- Mateus Solano, 45, atua em Juntas e Separadas (Globoplay) e está em cartaz com O Figurante, em temporada em São Paulo até 26 de julho.
- No papel de ex-marido da personagem de Luciana Paes, ele comenta a importância de homens ouvirem as mulheres e abandonarem papéis tradicionais.
- Sobre redes sociais, o ator diz que a ilusão de conexão pode afastar as pessoas e atrapalhar a experiência no teatro, citando o episódio de retirar o celular de uma espectadora.
- Em relação à inteligência artificial, ele teme uso de vozes e rostos por ferramentas digitais sem remuneração justa e preocupa-se com o impacto na criatividade humana.
- Solano também fala sobre sustentabilidade, comenta práticas como compostagem e uso de energia solar, e confirmou a separação de Paula Braun em setembro de 2025, mantendo parceria na criação dos filhos.
Mateus Solano, conhecido por seu trabalho em televisão e no palco, comenta a relação entre tecnologia e comportamento humano em entrevistas recentes. Em cartaz com a peça O Figurante, ele também atua na série Juntas e Separadas, do Globoplay, explorando temas de relações modernas e vida após os 40.
O ator brasiliense, de 45 anos, defende que homens aprendam a ouvir as mulheres e abandonem papéis históricos que associam masculinidade à força. Para Solano, o debate sobre violência doméstica é urgente e exige uma mudança estrutural na maneira de encarar gênero.
Solano também anunciou recente mudança pessoal: em setembro de 2025, encerrou 17 anos de relacionamento com a atriz Paula Braun. O comunicado sinalizou que a união se transformou, mantendo a parceria para filhos e projetos profissionais futuros.
Celular no teatro
Em O Figurante, Solano discorre sobre a relação entre redes sociais, aparência e desconexão. Ele sustenta que as redes foram criadas para aproximar, mas acabam afastando as pessoas. O ator ressalta a importância de preservar o momento teatral e evitar distrações constantes.

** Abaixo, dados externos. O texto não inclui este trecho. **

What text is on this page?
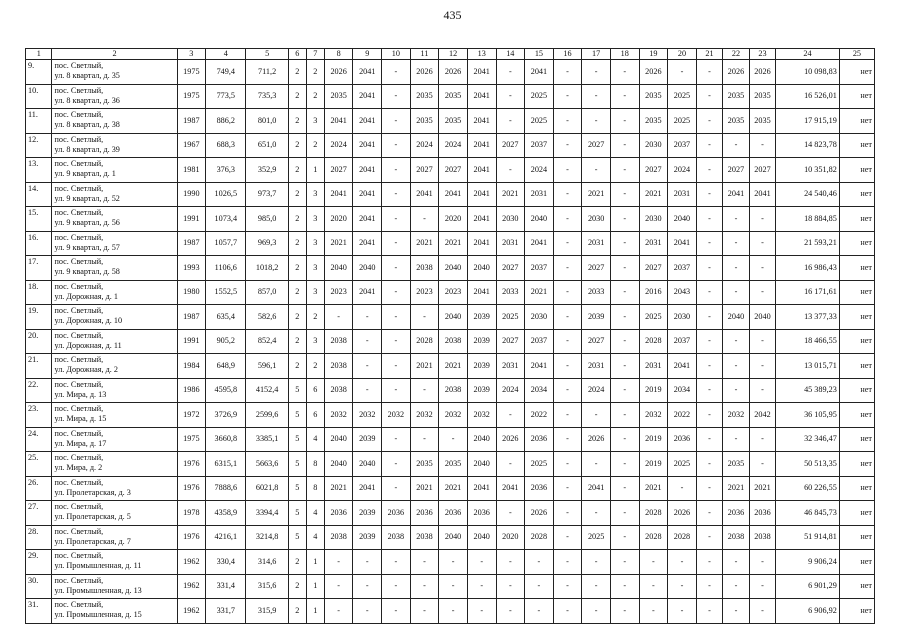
435
1	2	3	4	5	6	7	8	9	10	11	12	13	14	15	16	17	18	19	20	21	22	23	24	25
9.	пос. Светлый,
ул. 8 квартал, д. 35	1975	749,4	711,2	2	2	2026	2041	-	2026	2026	2041	-	2041	-	-	-	2026	-	-	2026	2026	10 098,83	нет
10.	пос. Светлый,
ул. 8 квартал, д. 36	1975	773,5	735,3	2	2	2035	2041	-	2035	2035	2041	-	2025	-	-	-	2035	2025	-	2035	2035	16 526,01	нет
11.	пос. Светлый,
ул. 8 квартал, д. 38	1987	886,2	801,0	2	3	2041	2041	-	2035	2035	2041	-	2025	-	-	-	2035	2025	-	2035	2035	17 915,19	нет
12.	пос. Светлый,
ул. 8 квартал, д. 39	1967	688,3	651,0	2	2	2024	2041	-	2024	2024	2041	2027	2037	-	2027	-	2030	2037	-	-	-	14 823,78	нет
13.	пос. Светлый,
ул. 9 квартал, д. 1	1981	376,3	352,9	2	1	2027	2041	-	2027	2027	2041	-	2024	-	-	-	2027	2024	-	2027	2027	10 351,82	нет
14.	пос. Светлый,
ул. 9 квартал, д. 52	1990	1026,5	973,7	2	3	2041	2041	-	2041	2041	2041	2021	2031	-	2021	-	2021	2031	-	2041	2041	24 540,46	нет
15.	пос. Светлый,
ул. 9 квартал, д. 56	1991	1073,4	985,0	2	3	2020	2041	-	-	2020	2041	2030	2040	-	2030	-	2030	2040	-	-	-	18 884,85	нет
16.	пос. Светлый,
ул. 9 квартал, д. 57	1987	1057,7	969,3	2	3	2021	2041	-	2021	2021	2041	2031	2041	-	2031	-	2031	2041	-	-	-	21 593,21	нет
17.	пос. Светлый,
ул. 9 квартал, д. 58	1993	1106,6	1018,2	2	3	2040	2040	-	2038	2040	2040	2027	2037	-	2027	-	2027	2037	-	-	-	16 986,43	нет
18.	пос. Светлый,
ул. Дорожная, д. 1	1980	1552,5	857,0	2	3	2023	2041	-	2023	2023	2041	2033	2021	-	2033	-	2016	2043	-	-	-	16 171,61	нет
19.	пос. Светлый,
ул. Дорожная, д. 10	1987	635,4	582,6	2	2	-	-	-	-	2040	2039	2025	2030	-	2039	-	2025	2030	-	2040	2040	13 377,33	нет
20.	пос. Светлый,
ул. Дорожная, д. 11	1991	905,2	852,4	2	3	2038	-	-	2028	2038	2039	2027	2037	-	2027	-	2028	2037	-	-	-	18 466,55	нет
21.	пос. Светлый,
ул. Дорожная, д. 2	1984	648,9	596,1	2	2	2038	-	-	2021	2021	2039	2031	2041	-	2031	-	2031	2041	-	-	-	13 015,71	нет
22.	пос. Светлый,
ул. Мира, д. 13	1986	4595,8	4152,4	5	6	2038	-	-	-	2038	2039	2024	2034	-	2024	-	2019	2034	-	-	-	45 389,23	нет
23.	пос. Светлый,
ул. Мира, д. 15	1972	3726,9	2599,6	5	6	2032	2032	2032	2032	2032	2032	-	2022	-	-	-	2032	2022	-	2032	2042	36 105,95	нет
24.	пос. Светлый,
ул. Мира, д. 17	1975	3660,8	3385,1	5	4	2040	2039	-	-	-	2040	2026	2036	-	2026	-	2019	2036	-	-	-	32 346,47	нет
25.	пос. Светлый,
ул. Мира, д. 2	1976	6315,1	5663,6	5	8	2040	2040	-	2035	2035	2040	-	2025	-	-	-	2019	2025	-	2035	-	50 513,35	нет
26.	пос. Светлый,
ул. Пролетарская, д. 3	1976	7888,6	6021,8	5	8	2021	2041	-	2021	2021	2041	2041	2036	-	2041	-	2021	-	-	2021	2021	60 226,55	нет
27.	пос. Светлый,
ул. Пролетарская, д. 5	1978	4358,9	3394,4	5	4	2036	2039	2036	2036	2036	2036	-	2026	-	-	-	2028	2026	-	2036	2036	46 845,73	нет
28.	пос. Светлый,
ул. Пролетарская, д. 7	1976	4216,1	3214,8	5	4	2038	2039	2038	2038	2040	2040	2020	2028	-	2025	-	2028	2028	-	2038	2038	51 914,81	нет
29.	пос. Светлый,
ул. Промышленная, д. 11	1962	330,4	314,6	2	1	-	-	-	-	-	-	-	-	-	-	-	-	-	-	-	-	9 906,24	нет
30.	пос. Светлый,
ул. Промышленная, д. 13	1962	331,4	315,6	2	1	-	-	-	-	-	-	-	-	-	-	-	-	-	-	-	-	6 901,29	нет
31.	пос. Светлый,
ул. Промышленная, д. 15	1962	331,7	315,9	2	1	-	-	-	-	-	-	-	-	-	-	-	-	-	-	-	-	6 906,92	нет
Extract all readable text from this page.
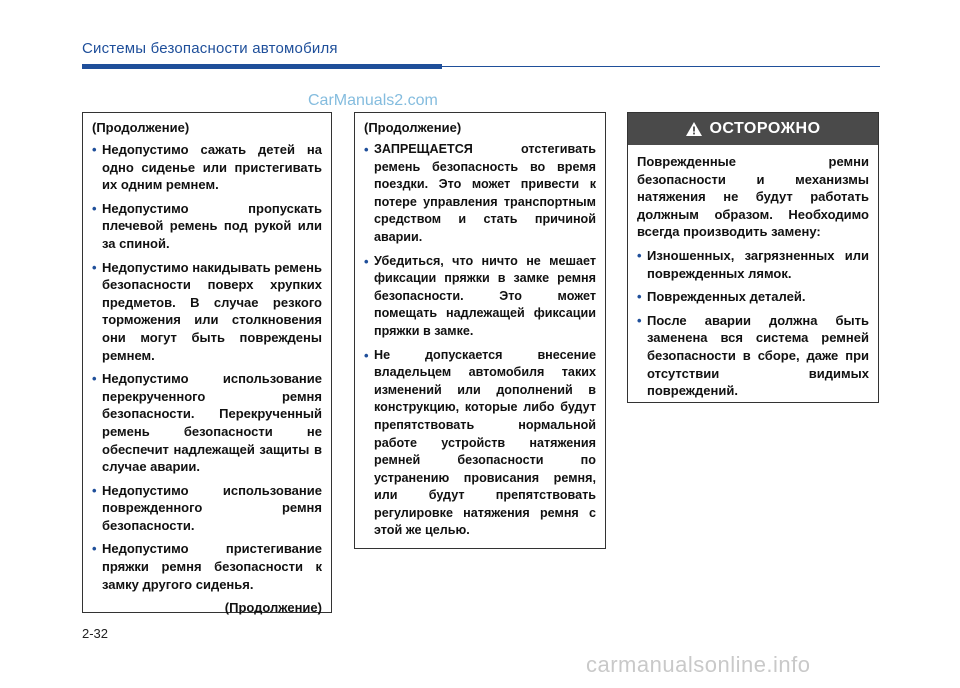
Системы безопасности автомобиля
CarManuals2.com
(Продолжение)
• Недопустимо сажать детей на одно сиденье или пристегивать их одним ремнем.
• Недопустимо пропускать плечевой ремень под рукой или за спиной.
• Недопустимо накидывать ремень безопасности поверх хрупких предметов. В случае резкого торможения или столкновения они могут быть повреждены ремнем.
• Недопустимо использование перекрученного ремня безопасности. Перекрученный ремень безопасности не обеспечит надлежащей защиты в случае аварии.
• Недопустимо использование поврежденного ремня безопасности.
• Недопустимо пристегивание пряжки ремня безопасности к замку другого сиденья.
(Продолжение)
(Продолжение)
• ЗАПРЕЩАЕТСЯ отстегивать ремень безопасность во время поездки. Это может привести к потере управления транспортным средством и стать причиной аварии.
• Убедиться, что ничто не мешает фиксации пряжки в замке ремня безопасности. Это может помещать надлежащей фиксации пряжки в замке.
• Не допускается внесение владельцем автомобиля таких изменений или дополнений в конструкцию, которые либо будут препятствовать нормальной работе устройств натяжения ремней безопасности по устранению провисания ремня, или будут препятствовать регулировке натяжения ремня с этой же целью.
ОСТОРОЖНО
Поврежденные ремни безопасности и механизмы натяжения не будут работать должным образом. Необходимо всегда производить замену:
• Изношенных, загрязненных или поврежденных лямок.
• Поврежденных деталей.
• После аварии должна быть заменена вся система ремней безопасности в сборе, даже при отсутствии видимых повреждений.
2-32
carmanualsonline.info
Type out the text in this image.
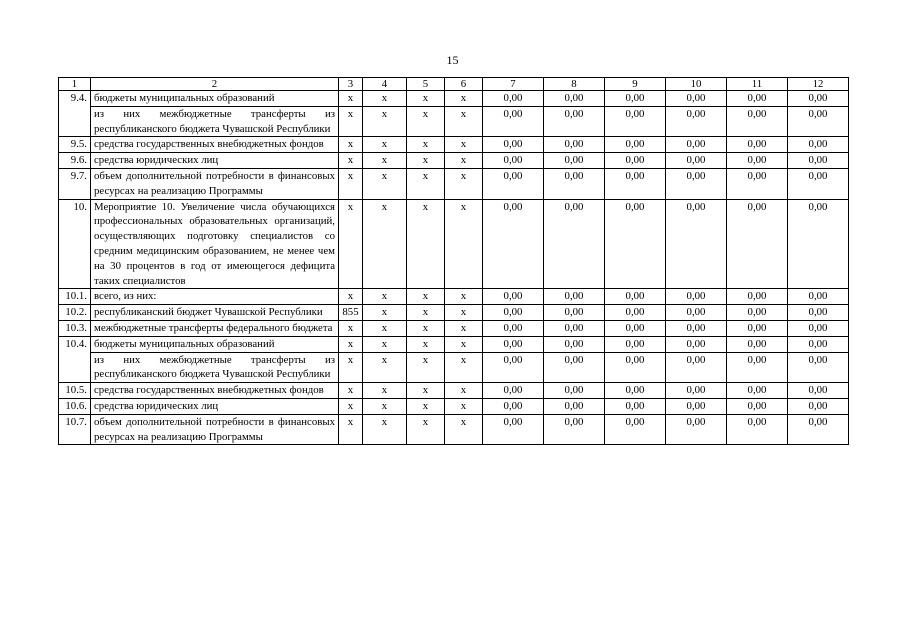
15
1	2	3	4	5	6	7	8	9	10	11	12
9.4.	бюджеты муниципальных образований	x	x	x	x	0,00	0,00	0,00	0,00	0,00	0,00
	из них межбюджетные трансферты из республиканского бюджета Чувашской Республики	x	x	x	x	0,00	0,00	0,00	0,00	0,00	0,00
9.5.	средства государственных внебюджетных фондов	x	x	x	x	0,00	0,00	0,00	0,00	0,00	0,00
9.6.	средства юридических лиц	x	x	x	x	0,00	0,00	0,00	0,00	0,00	0,00
9.7.	объем дополнительной потребности в финансовых ресурсах на реализацию Программы	x	x	x	x	0,00	0,00	0,00	0,00	0,00	0,00
10.	Мероприятие 10. Увеличение числа обучающихся профессиональных образовательных организаций, осуществляющих подготовку специалистов со средним медицинским образованием, не менее чем на 30 процентов в год от имеющегося дефицита таких специалистов	x	x	x	x	0,00	0,00	0,00	0,00	0,00	0,00
10.1.	всего, из них:	x	x	x	x	0,00	0,00	0,00	0,00	0,00	0,00
10.2.	республиканский бюджет Чувашской Республики	855	x	x	x	0,00	0,00	0,00	0,00	0,00	0,00
10.3.	межбюджетные трансферты федерального бюджета	x	x	x	x	0,00	0,00	0,00	0,00	0,00	0,00
10.4.	бюджеты муниципальных образований	x	x	x	x	0,00	0,00	0,00	0,00	0,00	0,00
	из них межбюджетные трансферты из республиканского бюджета Чувашской Республики	x	x	x	x	0,00	0,00	0,00	0,00	0,00	0,00
10.5.	средства государственных внебюджетных фондов	x	x	x	x	0,00	0,00	0,00	0,00	0,00	0,00
10.6.	средства юридических лиц	x	x	x	x	0,00	0,00	0,00	0,00	0,00	0,00
10.7.	объем дополнительной потребности в финансовых ресурсах на реализацию Программы	x	x	x	x	0,00	0,00	0,00	0,00	0,00	0,00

O artista relembra o episódio de outubro passado em que retirou o celular de uma espectadora durante uma apresentação. Disse ter visto aquele gesto como oportunidade de abrir debate sobre o comportamento do público no palco.
Solano admite usar o celular mais do que gostaria, descrevendo-se como viciado. Afirma buscar momentos longe do aparelho, valorizando a experiência humana e o tempo dedicado à arte. Enfatiza que a vida acontece fora das telas e que o uso excessivo pode prejudicar o público presente.
Inteligência Artificial assusta
Sobre a evolução do trabalho, o ator aponta a inteligência artificial como tema de preocupação. Critica a circulação de conteúdos sem remuneração adequada e expressa apreensão com usos de vozes e rostos por ferramentas digitais sem controle.
Solano teme um possível atrofiamento humano diante da tecnologia. Embora reconheça o potencial criativo da IA, avalia que muitos casos substituem processos criativos, deixando profissionais menos preparados para desenvolver habilidades próprias.
Nosso planeta
Em relação ao meio ambiente, o ator destaca hábitos que incorporou à vida cotidiana, como compostagem, uso de energia solar, carro híbrido, separação de lixo e redução de plástico. Também evita trabalhar em comerciais de empresas com baixa preocupação ambiental.
Solano afirma não se considerar uma pessoa polêmica, mas observa que alinhar-se ao bem coletivo pode gerar interpretações diferentes sobre suas posições. Entre leituras recentes, cita Shakespeare, García Márquez e Guimarães Rosa como inspirações para projetos futuros.
O ator comenta ainda sobre leitura e estudo longe do celular, destacando que temas como literatura clássica e obras nacionais alimentam seu interesse por novos projetos. O momento atual, segundo ele, demanda equilíbrio entre tecnologia, arte e responsabilidade social.